I close my eyes again, fresh tears following the rivulets left by the ones before. I don’t know exactly how long we lay there like that, but the next thing I know, I’m waking up in my bed. It’s pitch black outside, which means we either laid there for hours, or I’ve been asleep for just as long. Sitting up slowly, I rub my eyes like a toddler who’s been woken up by a nightmare. My head is pounding, my face feels hot and puffy, and my mouth is bone dry.
I swing my feet over the side of the bed, but instead of feeling the cold hardwood floor, something warm and squishy is there instead. Peering over my knees, I see Jack laying on his stomach, his normally sharp features softened in sleep.

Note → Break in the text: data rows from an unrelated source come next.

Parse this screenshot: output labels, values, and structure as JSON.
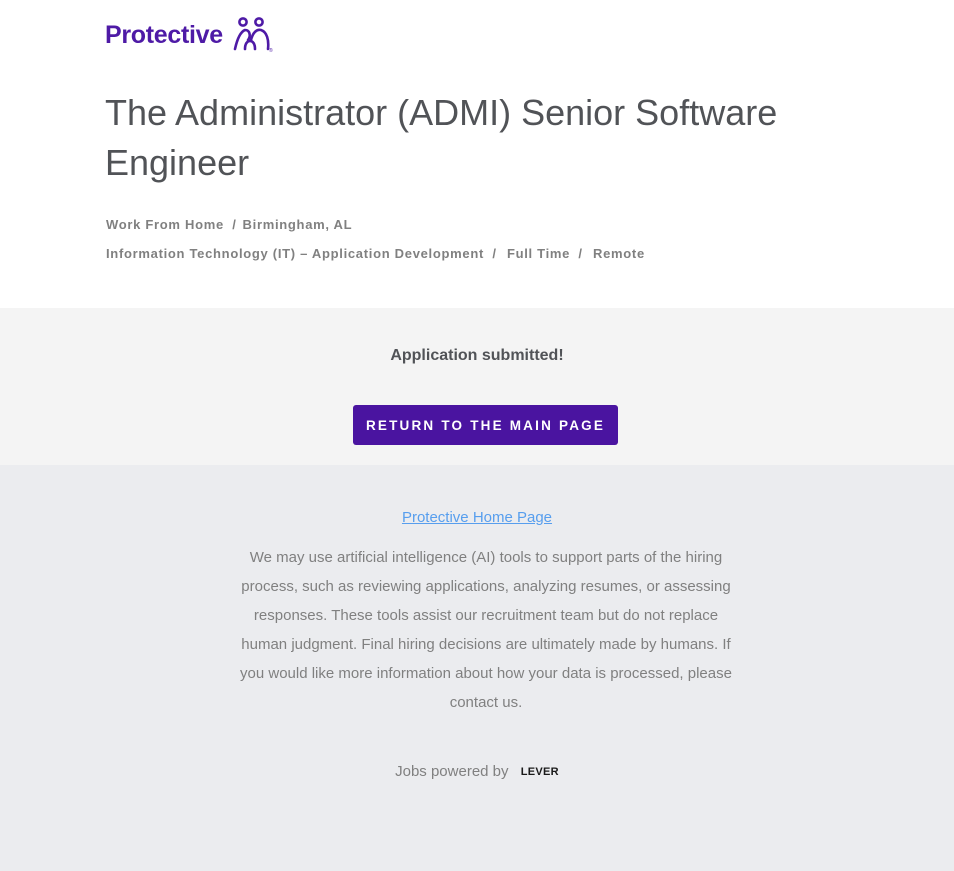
{
  "brand": {
    "name": "Protective",
    "color": "#4e1aa6"
  },
  "job": {
    "title": "The Administrator (ADMI) Senior Software Engineer",
    "location_line": {
      "location": "Work From Home",
      "city": "Birmingham, AL"
    },
    "category_line": {
      "team": "Information Technology (IT) – Application Development",
      "commitment": "Full Time",
      "workplace": "Remote"
    },
    "separator": "/"
  },
  "confirmation": {
    "message": "Application submitted!",
    "return_button": "RETURN TO THE MAIN PAGE",
    "button_color": "#4a14a0"
  },
  "footer": {
    "home_link": "Protective Home Page",
    "disclaimer": "We may use artificial intelligence (AI) tools to support parts of the hiring process, such as reviewing applications, analyzing resumes, or assessing responses. These tools assist our recruitment team but do not replace human judgment. Final hiring decisions are ultimately made by humans. If you would like more information about how your data is processed, please contact us.",
    "powered_by": "Jobs powered by",
    "powered_brand": "LEVER"
  }
}
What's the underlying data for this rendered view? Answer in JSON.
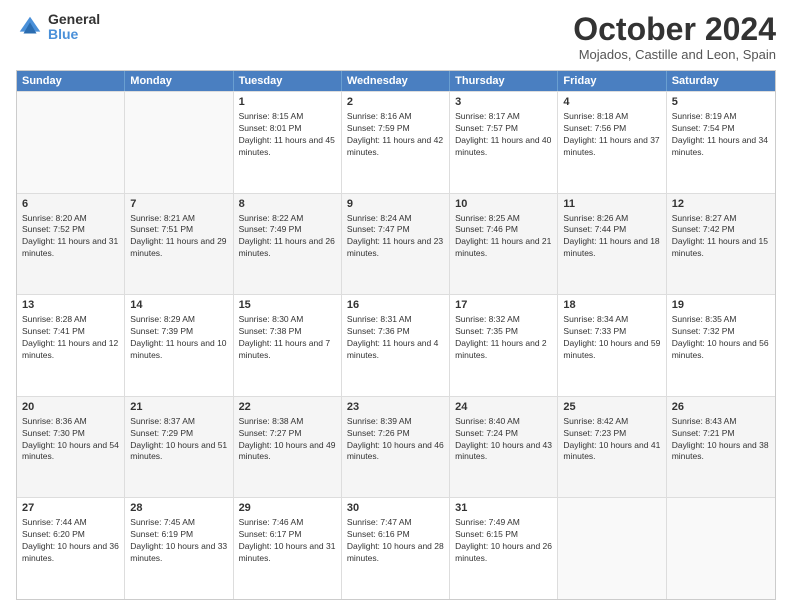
{
  "logo": {
    "general": "General",
    "blue": "Blue"
  },
  "title": "October 2024",
  "subtitle": "Mojados, Castille and Leon, Spain",
  "header_days": [
    "Sunday",
    "Monday",
    "Tuesday",
    "Wednesday",
    "Thursday",
    "Friday",
    "Saturday"
  ],
  "rows": [
    [
      {
        "day": "",
        "info": ""
      },
      {
        "day": "",
        "info": ""
      },
      {
        "day": "1",
        "info": "Sunrise: 8:15 AM\nSunset: 8:01 PM\nDaylight: 11 hours and 45 minutes."
      },
      {
        "day": "2",
        "info": "Sunrise: 8:16 AM\nSunset: 7:59 PM\nDaylight: 11 hours and 42 minutes."
      },
      {
        "day": "3",
        "info": "Sunrise: 8:17 AM\nSunset: 7:57 PM\nDaylight: 11 hours and 40 minutes."
      },
      {
        "day": "4",
        "info": "Sunrise: 8:18 AM\nSunset: 7:56 PM\nDaylight: 11 hours and 37 minutes."
      },
      {
        "day": "5",
        "info": "Sunrise: 8:19 AM\nSunset: 7:54 PM\nDaylight: 11 hours and 34 minutes."
      }
    ],
    [
      {
        "day": "6",
        "info": "Sunrise: 8:20 AM\nSunset: 7:52 PM\nDaylight: 11 hours and 31 minutes."
      },
      {
        "day": "7",
        "info": "Sunrise: 8:21 AM\nSunset: 7:51 PM\nDaylight: 11 hours and 29 minutes."
      },
      {
        "day": "8",
        "info": "Sunrise: 8:22 AM\nSunset: 7:49 PM\nDaylight: 11 hours and 26 minutes."
      },
      {
        "day": "9",
        "info": "Sunrise: 8:24 AM\nSunset: 7:47 PM\nDaylight: 11 hours and 23 minutes."
      },
      {
        "day": "10",
        "info": "Sunrise: 8:25 AM\nSunset: 7:46 PM\nDaylight: 11 hours and 21 minutes."
      },
      {
        "day": "11",
        "info": "Sunrise: 8:26 AM\nSunset: 7:44 PM\nDaylight: 11 hours and 18 minutes."
      },
      {
        "day": "12",
        "info": "Sunrise: 8:27 AM\nSunset: 7:42 PM\nDaylight: 11 hours and 15 minutes."
      }
    ],
    [
      {
        "day": "13",
        "info": "Sunrise: 8:28 AM\nSunset: 7:41 PM\nDaylight: 11 hours and 12 minutes."
      },
      {
        "day": "14",
        "info": "Sunrise: 8:29 AM\nSunset: 7:39 PM\nDaylight: 11 hours and 10 minutes."
      },
      {
        "day": "15",
        "info": "Sunrise: 8:30 AM\nSunset: 7:38 PM\nDaylight: 11 hours and 7 minutes."
      },
      {
        "day": "16",
        "info": "Sunrise: 8:31 AM\nSunset: 7:36 PM\nDaylight: 11 hours and 4 minutes."
      },
      {
        "day": "17",
        "info": "Sunrise: 8:32 AM\nSunset: 7:35 PM\nDaylight: 11 hours and 2 minutes."
      },
      {
        "day": "18",
        "info": "Sunrise: 8:34 AM\nSunset: 7:33 PM\nDaylight: 10 hours and 59 minutes."
      },
      {
        "day": "19",
        "info": "Sunrise: 8:35 AM\nSunset: 7:32 PM\nDaylight: 10 hours and 56 minutes."
      }
    ],
    [
      {
        "day": "20",
        "info": "Sunrise: 8:36 AM\nSunset: 7:30 PM\nDaylight: 10 hours and 54 minutes."
      },
      {
        "day": "21",
        "info": "Sunrise: 8:37 AM\nSunset: 7:29 PM\nDaylight: 10 hours and 51 minutes."
      },
      {
        "day": "22",
        "info": "Sunrise: 8:38 AM\nSunset: 7:27 PM\nDaylight: 10 hours and 49 minutes."
      },
      {
        "day": "23",
        "info": "Sunrise: 8:39 AM\nSunset: 7:26 PM\nDaylight: 10 hours and 46 minutes."
      },
      {
        "day": "24",
        "info": "Sunrise: 8:40 AM\nSunset: 7:24 PM\nDaylight: 10 hours and 43 minutes."
      },
      {
        "day": "25",
        "info": "Sunrise: 8:42 AM\nSunset: 7:23 PM\nDaylight: 10 hours and 41 minutes."
      },
      {
        "day": "26",
        "info": "Sunrise: 8:43 AM\nSunset: 7:21 PM\nDaylight: 10 hours and 38 minutes."
      }
    ],
    [
      {
        "day": "27",
        "info": "Sunrise: 7:44 AM\nSunset: 6:20 PM\nDaylight: 10 hours and 36 minutes."
      },
      {
        "day": "28",
        "info": "Sunrise: 7:45 AM\nSunset: 6:19 PM\nDaylight: 10 hours and 33 minutes."
      },
      {
        "day": "29",
        "info": "Sunrise: 7:46 AM\nSunset: 6:17 PM\nDaylight: 10 hours and 31 minutes."
      },
      {
        "day": "30",
        "info": "Sunrise: 7:47 AM\nSunset: 6:16 PM\nDaylight: 10 hours and 28 minutes."
      },
      {
        "day": "31",
        "info": "Sunrise: 7:49 AM\nSunset: 6:15 PM\nDaylight: 10 hours and 26 minutes."
      },
      {
        "day": "",
        "info": ""
      },
      {
        "day": "",
        "info": ""
      }
    ]
  ]
}
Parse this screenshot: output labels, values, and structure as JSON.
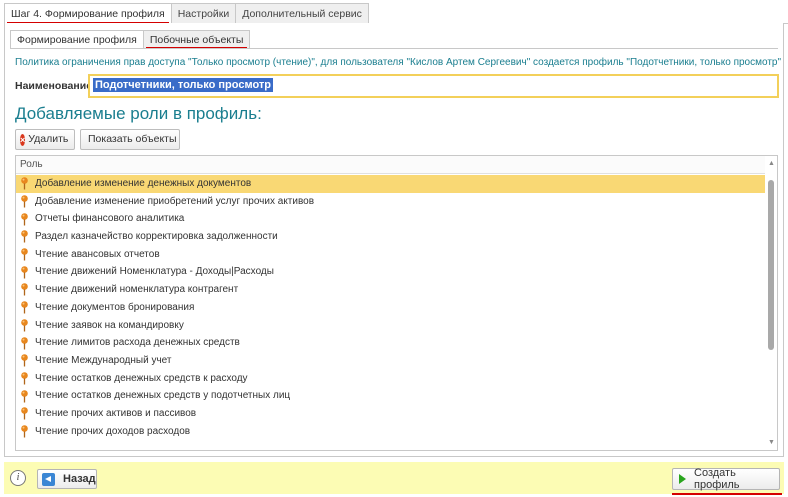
{
  "top_tabs": [
    {
      "label": "Шаг 4. Формирование профиля",
      "active": true
    },
    {
      "label": "Настройки",
      "active": false
    },
    {
      "label": "Дополнительный сервис",
      "active": false
    }
  ],
  "sub_tabs": [
    {
      "label": "Формирование профиля",
      "active": true
    },
    {
      "label": "Побочные объекты",
      "active": false
    }
  ],
  "info_text": "Политика ограничения прав доступа \"Только просмотр (чтение)\", для пользователя \"Кислов Артем Сергеевич\" создается профиль \"Подотчетники, только просмотр\"",
  "name_field": {
    "label": "Наименование:",
    "value": "Подотчетники, только просмотр"
  },
  "section_title": "Добавляемые роли в профиль:",
  "toolbar": {
    "delete_label": "Удалить",
    "show_label": "Показать объекты"
  },
  "table": {
    "column": "Роль",
    "rows": [
      "Добавление изменение денежных документов",
      "Добавление изменение приобретений услуг прочих активов",
      "Отчеты финансового аналитика",
      "Раздел казначейство корректировка задолженности",
      "Чтение авансовых отчетов",
      "Чтение движений Номенклатура - Доходы|Расходы",
      "Чтение движений номенклатура контрагент",
      "Чтение документов бронирования",
      "Чтение заявок на командировку",
      "Чтение лимитов расхода денежных средств",
      "Чтение Международный учет",
      "Чтение остатков денежных средств к расходу",
      "Чтение остатков денежных средств у подотчетных лиц",
      "Чтение прочих активов и пассивов",
      "Чтение прочих доходов расходов"
    ],
    "selected_index": 0
  },
  "footer": {
    "info_label": "i",
    "back_label": "Назад",
    "create_label": "Создать профиль"
  },
  "colors": {
    "accent_teal": "#1a7e8f",
    "selection": "#f9d874",
    "footer_bg": "#fcfcb4",
    "marker_red": "#d40000"
  }
}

I step gingerly over him and tiptoe to the kitchen as quietly as possible. Part of me wonders if I should wake him after all, if only so he can get off the floor and into an actual bed. It’s a simple gesture, staying with me even while I sleep. He must have moved me to my bed, and chose to watch over me even when it would have been perfectly reasonable to go to bed himself.